Spain started exhuming the remains of civil war victims on Monday from a monument that until recently housed the remains of dictator Francisco Franco.
The families of 128 victims have requested exhumations. However, the mass grave, constructed by the Franco regime to commemorate the fallen and extol the fascist regime, holds the remains of nearly 34,000 people.
Fascist leaders Francisco Franco and Primo de Rivera were exhumed from the monument in the years since the progressive coalition government assumed power in Spain.
A team of 15 specialists, including forensic experts, archaeologists, dentists, geneticists, and scientific police, are participating in the mission which some families have been waiting for decades.

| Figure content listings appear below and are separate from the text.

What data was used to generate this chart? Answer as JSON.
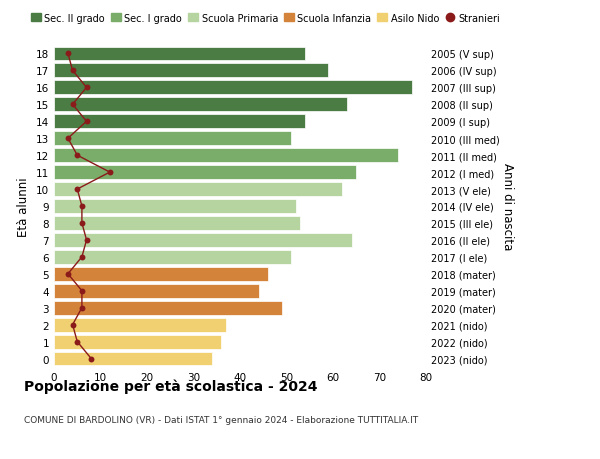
{
  "ages": [
    18,
    17,
    16,
    15,
    14,
    13,
    12,
    11,
    10,
    9,
    8,
    7,
    6,
    5,
    4,
    3,
    2,
    1,
    0
  ],
  "anni_nascita": [
    "2005 (V sup)",
    "2006 (IV sup)",
    "2007 (III sup)",
    "2008 (II sup)",
    "2009 (I sup)",
    "2010 (III med)",
    "2011 (II med)",
    "2012 (I med)",
    "2013 (V ele)",
    "2014 (IV ele)",
    "2015 (III ele)",
    "2016 (II ele)",
    "2017 (I ele)",
    "2018 (mater)",
    "2019 (mater)",
    "2020 (mater)",
    "2021 (nido)",
    "2022 (nido)",
    "2023 (nido)"
  ],
  "bar_values": [
    54,
    59,
    77,
    63,
    54,
    51,
    74,
    65,
    62,
    52,
    53,
    64,
    51,
    46,
    44,
    49,
    37,
    36,
    34
  ],
  "bar_colors": [
    "#4a7c44",
    "#4a7c44",
    "#4a7c44",
    "#4a7c44",
    "#4a7c44",
    "#7aac6a",
    "#7aac6a",
    "#7aac6a",
    "#b5d4a0",
    "#b5d4a0",
    "#b5d4a0",
    "#b5d4a0",
    "#b5d4a0",
    "#d4843a",
    "#d4843a",
    "#d4843a",
    "#f0d070",
    "#f0d070",
    "#f0d070"
  ],
  "stranieri_values": [
    3,
    4,
    7,
    4,
    7,
    3,
    5,
    12,
    5,
    6,
    6,
    7,
    6,
    3,
    6,
    6,
    4,
    5,
    8
  ],
  "legend_labels": [
    "Sec. II grado",
    "Sec. I grado",
    "Scuola Primaria",
    "Scuola Infanzia",
    "Asilo Nido",
    "Stranieri"
  ],
  "legend_colors": [
    "#4a7c44",
    "#7aac6a",
    "#b5d4a0",
    "#d4843a",
    "#f0d070",
    "#8b1a1a"
  ],
  "title": "Popolazione per età scolastica - 2024",
  "subtitle": "COMUNE DI BARDOLINO (VR) - Dati ISTAT 1° gennaio 2024 - Elaborazione TUTTITALIA.IT",
  "ylabel": "Età alunni",
  "right_label": "Anni di nascita",
  "xlim": [
    0,
    80
  ],
  "xticks": [
    0,
    10,
    20,
    30,
    40,
    50,
    60,
    70,
    80
  ],
  "bg_color": "#ffffff",
  "bar_height": 0.82,
  "stranieri_line_color": "#8b1a1a",
  "stranieri_dot_color": "#8b1a1a"
}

The experts are entering a crypt on Monday in hopes of locating the boxes containing the bones of the victims set to be removed. Subsequently, the bones and teeth will be analyzed for identification.
"We're feeling very hopeful," said Eduardo Ranz, the families' attorney, to Spanish broadcaster TVE, adding that the process "will take weeks."

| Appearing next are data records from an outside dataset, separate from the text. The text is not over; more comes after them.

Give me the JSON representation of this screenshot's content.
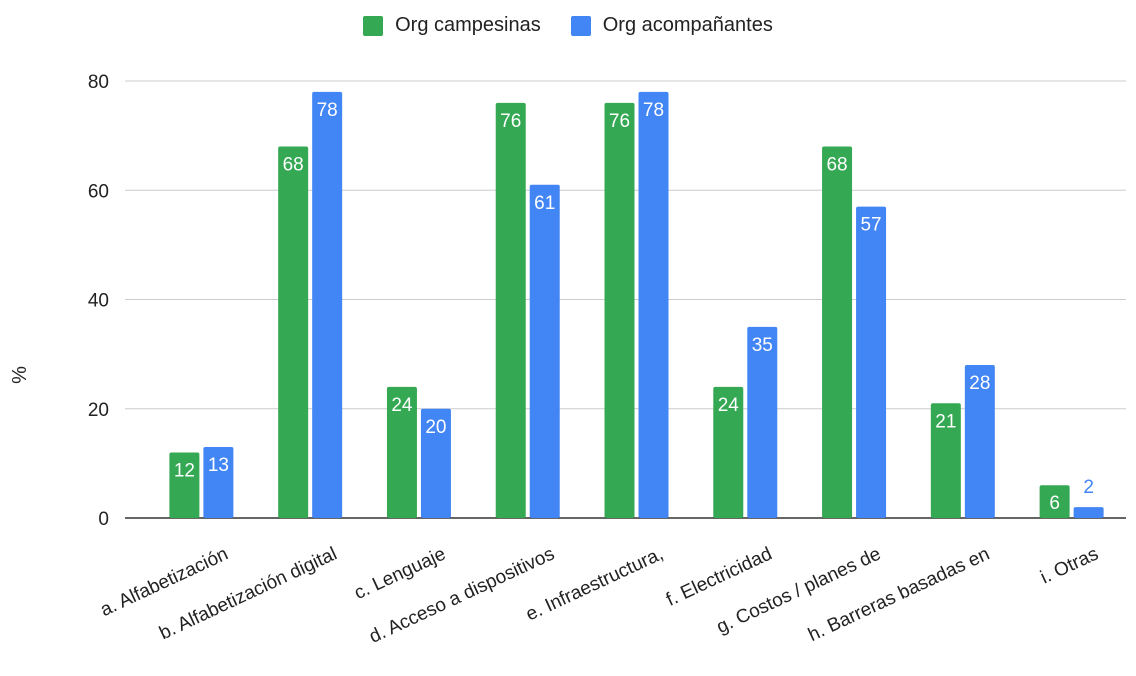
{
  "chart_data": {
    "type": "bar",
    "categories": [
      "a. Alfabetización",
      "b. Alfabetización digital",
      "c. Lenguaje",
      "d. Acceso a dispositivos",
      "e. Infraestructura,",
      "f. Electricidad",
      "g. Costos / planes de",
      "h. Barreras basadas en",
      "i. Otras"
    ],
    "series": [
      {
        "name": "Org campesinas",
        "color": "#34a853",
        "values": [
          12,
          68,
          24,
          76,
          76,
          24,
          68,
          21,
          6
        ]
      },
      {
        "name": "Org acompañantes",
        "color": "#4285f4",
        "values": [
          13,
          78,
          20,
          61,
          78,
          35,
          57,
          28,
          2
        ]
      }
    ],
    "xlabel": "",
    "ylabel": "%",
    "ylim": [
      0,
      80
    ],
    "yticks": [
      0,
      20,
      40,
      60,
      80
    ],
    "grid": true,
    "legend_position": "top-center"
  }
}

Meanwhile, Spanish government spokesperson Isabel Rodriguez praised the exhumation that has faced legal obstacles for years.
"Finally, though perhaps delayed, Spain's democracy is responding to the victims," she told TVE. "A country that upholds democracy and remembers those who made it possible cannot continue as if this didn't exist."

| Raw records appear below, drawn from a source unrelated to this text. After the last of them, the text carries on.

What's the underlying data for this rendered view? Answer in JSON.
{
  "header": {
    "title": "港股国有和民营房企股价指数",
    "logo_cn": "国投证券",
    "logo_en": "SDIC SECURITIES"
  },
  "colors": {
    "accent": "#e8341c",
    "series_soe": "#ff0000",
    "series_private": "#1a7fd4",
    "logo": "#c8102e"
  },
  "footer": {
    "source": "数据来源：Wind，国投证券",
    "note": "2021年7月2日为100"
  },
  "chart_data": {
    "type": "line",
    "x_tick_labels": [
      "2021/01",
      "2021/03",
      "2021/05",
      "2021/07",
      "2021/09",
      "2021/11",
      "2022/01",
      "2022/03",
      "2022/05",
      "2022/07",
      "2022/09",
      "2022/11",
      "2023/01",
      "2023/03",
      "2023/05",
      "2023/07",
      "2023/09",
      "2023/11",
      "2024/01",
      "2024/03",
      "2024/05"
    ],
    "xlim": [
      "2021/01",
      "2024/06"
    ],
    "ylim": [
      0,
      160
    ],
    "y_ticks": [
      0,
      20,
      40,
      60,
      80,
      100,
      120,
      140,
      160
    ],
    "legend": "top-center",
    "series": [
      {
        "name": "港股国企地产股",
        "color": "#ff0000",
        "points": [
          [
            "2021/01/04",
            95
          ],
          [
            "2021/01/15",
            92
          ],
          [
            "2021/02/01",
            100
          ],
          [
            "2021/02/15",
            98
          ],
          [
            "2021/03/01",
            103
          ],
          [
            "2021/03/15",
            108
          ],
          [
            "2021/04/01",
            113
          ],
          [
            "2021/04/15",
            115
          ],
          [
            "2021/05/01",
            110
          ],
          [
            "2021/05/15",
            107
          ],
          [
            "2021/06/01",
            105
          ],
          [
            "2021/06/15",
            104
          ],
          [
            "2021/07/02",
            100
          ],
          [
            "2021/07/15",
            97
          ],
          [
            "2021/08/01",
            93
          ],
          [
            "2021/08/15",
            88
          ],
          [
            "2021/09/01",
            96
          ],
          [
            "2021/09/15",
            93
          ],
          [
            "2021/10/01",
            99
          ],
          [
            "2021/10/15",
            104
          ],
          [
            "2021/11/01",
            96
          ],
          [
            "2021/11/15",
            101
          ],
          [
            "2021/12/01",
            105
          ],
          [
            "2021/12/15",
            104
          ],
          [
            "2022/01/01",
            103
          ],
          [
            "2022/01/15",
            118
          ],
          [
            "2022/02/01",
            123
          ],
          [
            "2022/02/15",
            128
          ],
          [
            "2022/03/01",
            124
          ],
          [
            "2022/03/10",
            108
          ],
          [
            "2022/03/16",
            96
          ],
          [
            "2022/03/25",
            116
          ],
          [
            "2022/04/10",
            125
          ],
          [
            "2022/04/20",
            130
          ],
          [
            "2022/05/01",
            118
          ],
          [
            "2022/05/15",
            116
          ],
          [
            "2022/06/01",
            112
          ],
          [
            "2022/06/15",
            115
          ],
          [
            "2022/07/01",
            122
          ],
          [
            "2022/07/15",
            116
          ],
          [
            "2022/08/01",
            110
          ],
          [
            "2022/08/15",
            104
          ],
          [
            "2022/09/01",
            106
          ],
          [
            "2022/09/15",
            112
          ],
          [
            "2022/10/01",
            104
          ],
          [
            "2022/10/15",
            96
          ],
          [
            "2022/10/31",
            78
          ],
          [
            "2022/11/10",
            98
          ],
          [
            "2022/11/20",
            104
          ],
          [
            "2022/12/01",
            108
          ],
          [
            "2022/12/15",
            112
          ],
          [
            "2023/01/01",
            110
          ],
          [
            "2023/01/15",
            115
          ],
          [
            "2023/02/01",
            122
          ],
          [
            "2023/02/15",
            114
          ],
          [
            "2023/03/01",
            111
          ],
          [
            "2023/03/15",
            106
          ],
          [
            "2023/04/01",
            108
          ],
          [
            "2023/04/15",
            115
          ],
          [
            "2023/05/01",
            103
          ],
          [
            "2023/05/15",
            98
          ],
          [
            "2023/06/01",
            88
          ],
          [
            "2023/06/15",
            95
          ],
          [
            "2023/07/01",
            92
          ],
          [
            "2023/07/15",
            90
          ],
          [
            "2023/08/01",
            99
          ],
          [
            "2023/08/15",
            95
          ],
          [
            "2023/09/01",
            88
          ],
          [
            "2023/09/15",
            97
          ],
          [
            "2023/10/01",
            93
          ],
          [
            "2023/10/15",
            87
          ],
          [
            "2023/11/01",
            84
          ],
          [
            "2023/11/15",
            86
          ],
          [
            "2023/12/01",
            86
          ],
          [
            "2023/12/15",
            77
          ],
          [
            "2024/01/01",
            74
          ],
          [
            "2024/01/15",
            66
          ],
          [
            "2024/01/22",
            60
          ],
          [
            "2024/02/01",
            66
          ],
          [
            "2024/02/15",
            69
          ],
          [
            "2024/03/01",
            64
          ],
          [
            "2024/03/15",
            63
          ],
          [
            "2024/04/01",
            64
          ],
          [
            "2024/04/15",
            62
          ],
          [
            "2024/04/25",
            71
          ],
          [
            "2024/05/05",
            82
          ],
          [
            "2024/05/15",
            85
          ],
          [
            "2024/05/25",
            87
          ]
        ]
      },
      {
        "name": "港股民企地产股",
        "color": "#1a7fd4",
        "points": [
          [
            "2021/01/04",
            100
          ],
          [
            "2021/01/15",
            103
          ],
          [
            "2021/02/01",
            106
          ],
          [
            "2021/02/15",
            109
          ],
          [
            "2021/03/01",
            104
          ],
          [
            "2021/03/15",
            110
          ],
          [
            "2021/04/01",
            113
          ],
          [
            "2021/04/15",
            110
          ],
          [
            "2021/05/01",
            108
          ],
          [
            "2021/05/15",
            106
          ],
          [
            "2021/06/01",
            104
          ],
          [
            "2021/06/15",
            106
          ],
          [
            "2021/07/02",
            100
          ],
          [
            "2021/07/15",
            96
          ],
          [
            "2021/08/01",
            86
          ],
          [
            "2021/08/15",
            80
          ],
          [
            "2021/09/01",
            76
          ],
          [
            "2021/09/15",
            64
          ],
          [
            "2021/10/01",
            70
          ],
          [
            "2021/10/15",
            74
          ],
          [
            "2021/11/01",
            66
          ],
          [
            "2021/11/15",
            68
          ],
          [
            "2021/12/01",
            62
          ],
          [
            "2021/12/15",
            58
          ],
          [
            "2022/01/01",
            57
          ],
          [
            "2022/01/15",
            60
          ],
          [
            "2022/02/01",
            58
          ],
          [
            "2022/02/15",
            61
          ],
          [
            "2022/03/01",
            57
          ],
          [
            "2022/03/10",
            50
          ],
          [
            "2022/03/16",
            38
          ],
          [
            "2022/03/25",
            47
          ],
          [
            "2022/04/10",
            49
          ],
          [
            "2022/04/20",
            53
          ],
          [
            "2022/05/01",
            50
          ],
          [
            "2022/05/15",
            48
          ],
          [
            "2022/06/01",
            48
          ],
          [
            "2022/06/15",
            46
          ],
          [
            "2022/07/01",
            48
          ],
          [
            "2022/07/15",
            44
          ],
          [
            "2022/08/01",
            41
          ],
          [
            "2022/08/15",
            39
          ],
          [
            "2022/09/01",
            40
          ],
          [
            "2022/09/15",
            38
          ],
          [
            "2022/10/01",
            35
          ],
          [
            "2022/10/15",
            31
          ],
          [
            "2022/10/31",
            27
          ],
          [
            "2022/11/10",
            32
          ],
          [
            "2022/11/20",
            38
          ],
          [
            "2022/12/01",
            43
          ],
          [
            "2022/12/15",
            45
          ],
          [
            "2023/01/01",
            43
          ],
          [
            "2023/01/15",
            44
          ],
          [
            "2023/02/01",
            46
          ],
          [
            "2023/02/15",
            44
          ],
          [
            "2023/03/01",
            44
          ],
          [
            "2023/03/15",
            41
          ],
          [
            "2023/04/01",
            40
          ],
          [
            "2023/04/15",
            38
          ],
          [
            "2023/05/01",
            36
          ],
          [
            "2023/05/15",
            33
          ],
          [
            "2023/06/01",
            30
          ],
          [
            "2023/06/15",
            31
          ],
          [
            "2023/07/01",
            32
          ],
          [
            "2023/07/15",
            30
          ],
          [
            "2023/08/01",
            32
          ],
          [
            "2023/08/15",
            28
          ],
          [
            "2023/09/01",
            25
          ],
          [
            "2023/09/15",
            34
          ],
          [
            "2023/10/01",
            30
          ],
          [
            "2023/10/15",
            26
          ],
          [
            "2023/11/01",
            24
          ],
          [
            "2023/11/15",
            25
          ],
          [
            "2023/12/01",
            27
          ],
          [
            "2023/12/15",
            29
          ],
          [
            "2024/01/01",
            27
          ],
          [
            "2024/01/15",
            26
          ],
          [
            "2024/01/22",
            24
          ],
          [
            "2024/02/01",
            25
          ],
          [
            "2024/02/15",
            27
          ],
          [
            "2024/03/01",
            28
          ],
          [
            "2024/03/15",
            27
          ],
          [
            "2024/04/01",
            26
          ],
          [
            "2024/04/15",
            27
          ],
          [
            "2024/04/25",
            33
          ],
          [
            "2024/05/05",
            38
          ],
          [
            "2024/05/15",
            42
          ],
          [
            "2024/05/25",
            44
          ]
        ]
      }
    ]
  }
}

The exhumations are happening a little over a month before the national elections and remain highly politicized.
The coalition government, led by the Socialist Party with the far left, enacted a new historical memory law in 2022, provoking sharp criticism from right-wing factions who accuse the polarizing society of digging up the past.
In a 2022 interview with Europapress, Alberto Nunez Feijoo, head of the Popular Party, said he would alter the remembrance law if he ended up governing.